Sunday, January 21, 2007

What would life be like if it never changed? Installment 5

More thoughts on my Top Ten Life-Changing Albums. Thanks to Eek for beginning the thread that led me to this list.

(Note: Italics indicate my initial response to Eek's challenge; the rest constitutes my further thoughts on the subject).

5. Cabretta, Mink DeVille. I still have never heard anything quite like this mixture of Spanish Harlem R&B and punk rock. Excellent production by the late Jack Nitzsche, and great guitar by the criminally unknown Louie X. Erlanger.

Mink DeVille, historically associated with the mid-70s New York punk scene, fused slashing Fender guitars, castanets, doo-wop harmonies and a black leather jacket ethos to fashion a sound that was punk mainly by dint of time and place. The band was hard to categorize, sort of Doc Pomus comes to the Lower East Side.

Willy DeVille (born William Borsey) was arguably the most talented vocalist to emerge from the scene, and the most genuinely soulful. He had an incredible band backing him up, with guitarist Louie X. Erlanger leading the charge. His stinging Telecaster leads cut like a rusty switchblade, adding counterpoint and a musical snarl to match DeVille's street-smart lyrics.

Cabretta was Mink DeVille's debut album, and remains their sadly forgotten masterpiece. It mixes straight ahead rockers ("One Way Street," "Gunslinger") with ballads ("Can't Do Without It," "Party Girls") and covers ("Little Girl," "Cadillac Walk"). The assemblage is surprisingly seamless, and producer Jack Nitzsche deserves a ton of credit not only for the gorgeous sound but the inspired sequencing.
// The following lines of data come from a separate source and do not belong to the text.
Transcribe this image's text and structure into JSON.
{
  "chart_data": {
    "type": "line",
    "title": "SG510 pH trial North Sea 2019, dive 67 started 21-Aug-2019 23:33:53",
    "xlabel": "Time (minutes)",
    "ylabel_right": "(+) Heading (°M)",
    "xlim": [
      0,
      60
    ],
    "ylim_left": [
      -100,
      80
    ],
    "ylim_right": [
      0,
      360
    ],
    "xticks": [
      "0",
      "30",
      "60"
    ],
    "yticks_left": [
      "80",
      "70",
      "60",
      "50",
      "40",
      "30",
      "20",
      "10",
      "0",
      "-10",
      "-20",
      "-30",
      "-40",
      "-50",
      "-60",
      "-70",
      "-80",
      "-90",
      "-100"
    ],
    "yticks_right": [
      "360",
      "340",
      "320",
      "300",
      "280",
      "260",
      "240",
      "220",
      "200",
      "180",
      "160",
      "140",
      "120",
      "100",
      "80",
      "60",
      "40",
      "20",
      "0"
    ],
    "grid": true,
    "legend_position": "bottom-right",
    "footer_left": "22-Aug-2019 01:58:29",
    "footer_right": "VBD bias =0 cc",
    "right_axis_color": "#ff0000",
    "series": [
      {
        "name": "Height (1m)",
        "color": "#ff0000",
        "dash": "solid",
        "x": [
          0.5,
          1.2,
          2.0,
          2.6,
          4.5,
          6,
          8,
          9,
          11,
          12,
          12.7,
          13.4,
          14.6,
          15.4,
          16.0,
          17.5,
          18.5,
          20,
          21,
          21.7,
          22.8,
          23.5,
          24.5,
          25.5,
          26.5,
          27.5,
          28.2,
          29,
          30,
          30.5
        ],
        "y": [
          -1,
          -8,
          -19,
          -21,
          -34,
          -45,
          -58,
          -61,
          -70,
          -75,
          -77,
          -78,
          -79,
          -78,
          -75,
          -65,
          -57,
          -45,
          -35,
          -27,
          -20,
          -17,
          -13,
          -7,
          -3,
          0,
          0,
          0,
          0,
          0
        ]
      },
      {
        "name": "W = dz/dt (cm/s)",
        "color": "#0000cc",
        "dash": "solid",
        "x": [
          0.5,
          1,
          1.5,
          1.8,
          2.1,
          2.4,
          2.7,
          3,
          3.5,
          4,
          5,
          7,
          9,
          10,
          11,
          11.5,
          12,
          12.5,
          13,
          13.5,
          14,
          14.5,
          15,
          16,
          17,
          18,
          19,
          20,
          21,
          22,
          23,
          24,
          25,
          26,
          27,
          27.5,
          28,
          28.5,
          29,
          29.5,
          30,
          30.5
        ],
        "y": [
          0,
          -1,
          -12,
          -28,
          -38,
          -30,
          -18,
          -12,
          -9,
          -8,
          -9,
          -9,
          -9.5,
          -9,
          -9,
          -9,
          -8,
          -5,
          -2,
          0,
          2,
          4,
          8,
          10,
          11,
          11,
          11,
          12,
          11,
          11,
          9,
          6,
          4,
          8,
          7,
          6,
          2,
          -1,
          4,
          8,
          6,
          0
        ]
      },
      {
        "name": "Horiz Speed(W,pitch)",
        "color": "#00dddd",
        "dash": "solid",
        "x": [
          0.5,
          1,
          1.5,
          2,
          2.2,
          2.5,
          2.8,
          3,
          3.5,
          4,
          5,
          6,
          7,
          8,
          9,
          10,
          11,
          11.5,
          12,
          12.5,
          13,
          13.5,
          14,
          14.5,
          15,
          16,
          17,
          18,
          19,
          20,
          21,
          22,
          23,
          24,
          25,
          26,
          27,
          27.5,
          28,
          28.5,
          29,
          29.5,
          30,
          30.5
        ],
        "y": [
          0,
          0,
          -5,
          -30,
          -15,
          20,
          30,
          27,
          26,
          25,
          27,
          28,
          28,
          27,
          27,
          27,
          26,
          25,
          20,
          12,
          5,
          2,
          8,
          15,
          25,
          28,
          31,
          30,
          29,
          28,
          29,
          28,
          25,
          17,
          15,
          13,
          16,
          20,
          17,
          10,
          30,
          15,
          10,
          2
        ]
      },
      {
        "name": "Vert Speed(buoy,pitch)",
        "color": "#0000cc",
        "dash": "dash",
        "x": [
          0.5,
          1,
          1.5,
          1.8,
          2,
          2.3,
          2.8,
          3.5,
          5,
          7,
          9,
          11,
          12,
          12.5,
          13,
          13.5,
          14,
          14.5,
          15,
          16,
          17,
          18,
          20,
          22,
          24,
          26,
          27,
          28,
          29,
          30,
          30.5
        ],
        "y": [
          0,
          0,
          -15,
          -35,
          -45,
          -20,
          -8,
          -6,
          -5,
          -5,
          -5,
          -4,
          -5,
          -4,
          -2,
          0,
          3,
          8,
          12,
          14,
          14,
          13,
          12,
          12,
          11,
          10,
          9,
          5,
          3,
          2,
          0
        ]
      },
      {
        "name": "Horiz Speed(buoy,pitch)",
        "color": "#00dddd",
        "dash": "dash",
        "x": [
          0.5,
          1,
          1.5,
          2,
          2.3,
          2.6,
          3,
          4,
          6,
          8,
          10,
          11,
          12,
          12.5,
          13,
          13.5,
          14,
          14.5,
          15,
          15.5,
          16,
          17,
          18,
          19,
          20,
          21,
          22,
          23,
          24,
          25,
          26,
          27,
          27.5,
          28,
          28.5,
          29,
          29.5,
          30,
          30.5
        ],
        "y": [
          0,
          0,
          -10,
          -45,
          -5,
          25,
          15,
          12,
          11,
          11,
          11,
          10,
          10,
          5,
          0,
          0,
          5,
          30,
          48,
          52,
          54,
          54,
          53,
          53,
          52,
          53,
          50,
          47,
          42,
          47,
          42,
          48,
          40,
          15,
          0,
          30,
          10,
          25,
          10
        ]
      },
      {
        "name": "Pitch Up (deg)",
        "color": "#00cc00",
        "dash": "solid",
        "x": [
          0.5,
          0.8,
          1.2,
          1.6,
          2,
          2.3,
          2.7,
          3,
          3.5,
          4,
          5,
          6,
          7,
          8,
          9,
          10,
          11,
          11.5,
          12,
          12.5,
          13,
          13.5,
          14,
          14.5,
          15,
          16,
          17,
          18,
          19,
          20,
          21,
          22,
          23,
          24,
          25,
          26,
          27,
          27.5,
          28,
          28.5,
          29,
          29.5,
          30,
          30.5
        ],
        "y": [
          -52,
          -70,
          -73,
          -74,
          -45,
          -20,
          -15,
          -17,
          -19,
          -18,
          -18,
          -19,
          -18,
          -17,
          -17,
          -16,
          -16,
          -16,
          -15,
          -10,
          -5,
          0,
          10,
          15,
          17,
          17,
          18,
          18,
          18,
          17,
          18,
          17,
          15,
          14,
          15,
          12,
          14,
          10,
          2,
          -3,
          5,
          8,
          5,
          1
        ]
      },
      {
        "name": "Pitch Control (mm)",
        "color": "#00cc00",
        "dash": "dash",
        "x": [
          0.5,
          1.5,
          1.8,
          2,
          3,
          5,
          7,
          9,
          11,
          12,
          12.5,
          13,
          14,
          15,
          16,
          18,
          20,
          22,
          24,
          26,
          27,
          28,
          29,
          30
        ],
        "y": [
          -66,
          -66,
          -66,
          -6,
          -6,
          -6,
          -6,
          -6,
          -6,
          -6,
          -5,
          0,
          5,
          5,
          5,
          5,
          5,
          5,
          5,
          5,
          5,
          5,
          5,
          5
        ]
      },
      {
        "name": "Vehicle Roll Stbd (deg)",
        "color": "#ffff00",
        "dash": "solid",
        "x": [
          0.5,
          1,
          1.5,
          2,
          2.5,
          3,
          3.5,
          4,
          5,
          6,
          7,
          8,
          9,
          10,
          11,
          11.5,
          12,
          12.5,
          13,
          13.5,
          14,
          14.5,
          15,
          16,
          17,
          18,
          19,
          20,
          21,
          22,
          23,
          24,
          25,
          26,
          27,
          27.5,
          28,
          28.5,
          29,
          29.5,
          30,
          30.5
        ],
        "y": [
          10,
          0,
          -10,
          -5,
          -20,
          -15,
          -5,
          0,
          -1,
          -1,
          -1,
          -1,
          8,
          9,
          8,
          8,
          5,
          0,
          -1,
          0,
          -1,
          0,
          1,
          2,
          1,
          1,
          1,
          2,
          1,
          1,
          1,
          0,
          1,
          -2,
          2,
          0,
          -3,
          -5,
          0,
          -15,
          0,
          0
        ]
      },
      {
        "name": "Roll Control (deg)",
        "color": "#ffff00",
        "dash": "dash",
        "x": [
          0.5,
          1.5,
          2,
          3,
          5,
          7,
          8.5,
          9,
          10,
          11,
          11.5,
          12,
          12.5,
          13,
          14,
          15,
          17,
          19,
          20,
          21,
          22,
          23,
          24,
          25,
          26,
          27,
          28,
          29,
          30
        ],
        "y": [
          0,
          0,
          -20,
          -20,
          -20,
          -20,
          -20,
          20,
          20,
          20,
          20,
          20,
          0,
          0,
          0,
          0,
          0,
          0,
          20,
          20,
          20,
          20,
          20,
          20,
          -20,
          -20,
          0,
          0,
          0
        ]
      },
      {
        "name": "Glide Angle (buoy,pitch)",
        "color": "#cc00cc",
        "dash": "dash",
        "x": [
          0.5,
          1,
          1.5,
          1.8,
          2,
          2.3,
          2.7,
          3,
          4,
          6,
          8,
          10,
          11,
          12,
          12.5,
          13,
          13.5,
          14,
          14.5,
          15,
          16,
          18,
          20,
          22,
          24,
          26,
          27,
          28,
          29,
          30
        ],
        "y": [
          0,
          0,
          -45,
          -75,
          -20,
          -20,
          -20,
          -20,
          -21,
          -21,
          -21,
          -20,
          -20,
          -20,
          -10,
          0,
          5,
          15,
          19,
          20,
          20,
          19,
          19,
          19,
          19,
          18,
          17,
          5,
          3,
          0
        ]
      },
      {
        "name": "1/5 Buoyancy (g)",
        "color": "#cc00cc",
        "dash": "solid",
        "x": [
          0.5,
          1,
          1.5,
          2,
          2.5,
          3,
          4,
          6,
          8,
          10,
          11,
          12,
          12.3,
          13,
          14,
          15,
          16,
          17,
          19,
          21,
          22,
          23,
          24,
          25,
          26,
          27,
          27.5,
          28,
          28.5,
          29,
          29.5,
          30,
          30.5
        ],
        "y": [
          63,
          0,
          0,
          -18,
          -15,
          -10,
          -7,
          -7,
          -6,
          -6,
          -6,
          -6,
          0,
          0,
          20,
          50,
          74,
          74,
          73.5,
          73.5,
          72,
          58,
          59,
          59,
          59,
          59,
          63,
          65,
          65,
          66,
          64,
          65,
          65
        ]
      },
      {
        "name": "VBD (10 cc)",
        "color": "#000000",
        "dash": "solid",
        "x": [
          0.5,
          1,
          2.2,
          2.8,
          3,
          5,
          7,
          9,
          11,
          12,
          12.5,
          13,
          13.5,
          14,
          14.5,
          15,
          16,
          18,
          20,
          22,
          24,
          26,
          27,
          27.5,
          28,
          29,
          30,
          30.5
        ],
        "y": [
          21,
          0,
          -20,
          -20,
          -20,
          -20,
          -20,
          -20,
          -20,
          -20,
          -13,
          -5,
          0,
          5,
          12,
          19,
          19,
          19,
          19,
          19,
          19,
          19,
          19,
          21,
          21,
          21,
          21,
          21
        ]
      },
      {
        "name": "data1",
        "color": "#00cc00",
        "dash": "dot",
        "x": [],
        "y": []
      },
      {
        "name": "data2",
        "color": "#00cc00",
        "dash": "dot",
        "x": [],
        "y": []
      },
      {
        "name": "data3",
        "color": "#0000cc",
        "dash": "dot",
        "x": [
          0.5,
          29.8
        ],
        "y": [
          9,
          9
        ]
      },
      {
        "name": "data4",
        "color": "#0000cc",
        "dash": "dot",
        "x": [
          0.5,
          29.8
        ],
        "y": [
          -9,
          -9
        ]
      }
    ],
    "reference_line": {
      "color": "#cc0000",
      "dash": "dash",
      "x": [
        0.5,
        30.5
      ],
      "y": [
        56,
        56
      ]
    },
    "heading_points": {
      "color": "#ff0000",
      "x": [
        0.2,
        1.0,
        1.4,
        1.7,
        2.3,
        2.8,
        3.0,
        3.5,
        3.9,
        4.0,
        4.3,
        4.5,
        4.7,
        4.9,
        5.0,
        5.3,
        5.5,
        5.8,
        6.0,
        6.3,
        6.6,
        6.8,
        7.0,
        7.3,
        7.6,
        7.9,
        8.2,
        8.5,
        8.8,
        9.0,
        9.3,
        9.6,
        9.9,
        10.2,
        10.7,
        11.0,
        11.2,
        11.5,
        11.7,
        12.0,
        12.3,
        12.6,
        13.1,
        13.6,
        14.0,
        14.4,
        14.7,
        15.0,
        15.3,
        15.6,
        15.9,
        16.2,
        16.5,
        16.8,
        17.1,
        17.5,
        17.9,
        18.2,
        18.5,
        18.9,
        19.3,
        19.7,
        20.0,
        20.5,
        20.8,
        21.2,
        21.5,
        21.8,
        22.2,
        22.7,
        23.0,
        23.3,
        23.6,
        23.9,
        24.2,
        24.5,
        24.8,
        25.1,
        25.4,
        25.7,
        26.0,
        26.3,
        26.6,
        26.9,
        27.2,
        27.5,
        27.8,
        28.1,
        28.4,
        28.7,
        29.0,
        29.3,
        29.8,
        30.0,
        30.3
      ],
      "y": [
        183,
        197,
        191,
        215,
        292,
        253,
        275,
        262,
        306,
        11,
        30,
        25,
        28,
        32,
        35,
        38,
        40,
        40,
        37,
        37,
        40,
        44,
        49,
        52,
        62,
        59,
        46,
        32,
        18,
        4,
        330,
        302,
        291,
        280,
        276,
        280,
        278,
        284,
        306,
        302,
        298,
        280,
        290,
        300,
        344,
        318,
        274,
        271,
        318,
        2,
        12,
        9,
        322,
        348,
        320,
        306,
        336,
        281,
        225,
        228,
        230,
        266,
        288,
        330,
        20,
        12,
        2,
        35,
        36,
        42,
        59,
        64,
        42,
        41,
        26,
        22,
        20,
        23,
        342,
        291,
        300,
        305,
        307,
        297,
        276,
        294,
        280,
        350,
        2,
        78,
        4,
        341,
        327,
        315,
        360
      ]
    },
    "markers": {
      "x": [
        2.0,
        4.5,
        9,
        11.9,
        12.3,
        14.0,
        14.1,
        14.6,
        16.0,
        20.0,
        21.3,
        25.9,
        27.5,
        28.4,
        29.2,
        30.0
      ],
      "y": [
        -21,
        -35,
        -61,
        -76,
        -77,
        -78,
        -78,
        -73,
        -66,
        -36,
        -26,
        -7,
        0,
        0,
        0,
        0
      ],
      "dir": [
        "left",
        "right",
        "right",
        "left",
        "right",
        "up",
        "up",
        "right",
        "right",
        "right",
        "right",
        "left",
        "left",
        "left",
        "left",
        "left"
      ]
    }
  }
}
At the heart of the disc are three quintessential DeVille compositions that represent the band's sound and attitude. "Venus of Avenue D" opens the album with a drone worthy of the Velvet Underground and develops into a medium tempo rocker with understated verses that build into raw-throated choruses. The heartbreaking "Mixed Up, Shook Up Girl" openly displays sadness and yearning without ever sounding sappy. "Spanish Stroll," a minor hit that garnered radio play, works so successfully as a swaggering update to "Walk on the Wild Side," most people mistake it for an actual Lou Reed song.

It is, I think, swagger that best defines Mink DeVille in general, and Cabretta in particular. DeVille's sizable charisma informs every lyric, be it in the guise of a hoodlum ("Pistol whip you just for fun") or forlorn romantic ("She's a mixed up, shook up girl / got me so strung out I don't know what to do"). Replacing punk's anarchy and rebellion with a detached cool and vulnerability, Mink DeVille was always about the feeling, rather than fury.

1 Comments:

Blogger EEK! said...

I must hear this record at my very earliest convenience!